HomeNews Articles

Aircraft repair market to double in a decade


News Update



The Middle East’s aviation maintenance and repair market is expected to double in the next 10 years as the number of aircraft operating in the region is growing.

Last year, the industry netted $2.1 billion in revenues, of the global $42.7 billion and is expected to hit $4.4 billion, according to a report by global investment advisory firm AlixPartners.

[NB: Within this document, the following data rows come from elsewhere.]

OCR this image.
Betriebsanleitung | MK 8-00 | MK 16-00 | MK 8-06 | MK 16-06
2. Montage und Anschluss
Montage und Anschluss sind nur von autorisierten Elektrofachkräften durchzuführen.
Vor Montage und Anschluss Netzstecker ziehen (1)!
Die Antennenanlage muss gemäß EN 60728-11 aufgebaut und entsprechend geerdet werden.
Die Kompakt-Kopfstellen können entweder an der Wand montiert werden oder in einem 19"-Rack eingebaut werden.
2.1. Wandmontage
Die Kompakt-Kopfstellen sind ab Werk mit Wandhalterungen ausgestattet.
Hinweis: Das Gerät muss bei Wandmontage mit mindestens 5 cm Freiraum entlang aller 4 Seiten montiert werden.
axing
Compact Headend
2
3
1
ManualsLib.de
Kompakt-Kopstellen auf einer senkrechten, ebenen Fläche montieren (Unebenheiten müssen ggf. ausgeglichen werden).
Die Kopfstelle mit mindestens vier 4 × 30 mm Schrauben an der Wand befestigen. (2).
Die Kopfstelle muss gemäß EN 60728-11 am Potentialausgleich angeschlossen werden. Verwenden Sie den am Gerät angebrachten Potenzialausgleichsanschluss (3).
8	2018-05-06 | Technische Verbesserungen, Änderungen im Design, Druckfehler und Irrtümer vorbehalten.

Additional opportunities will be brought as the region’s position as a logistics and passenger hub grows, bringing an increasing number of international carriers stopping over for maintenance.

“Most dramatic opportunities in terms of growth and net new capacity for the world is in MRO (maintenance, repair and overhaul),” said David Fitzpatrick, a managing director in the firm’s Aerospace and Defence Practice, “given the massive fleets that are being built here and the tremendous logistics and passenger volumes that are likely to occur as a result.”

An airline’s budget for MRO is about 10-12 per cent. “If you think about the turnover of all these operators in this area and you think about the 10 per cent of that as opportunity for maintenance providers in the region… it is a huge business,” he said.
Local airports such as Fujairah International and newly launched Al Maktoum International in Jebel Ali have plans for dedicated maintenance facilities as a result of significant demand, while local companies have also begun to enter the market.

Abu Dhabi investment firm Mubadala acquired sole control of Swiss aircraft maintenance company SR Technics, with a 40 per cent stake, and discussed possibilities of building a facility in the UAE.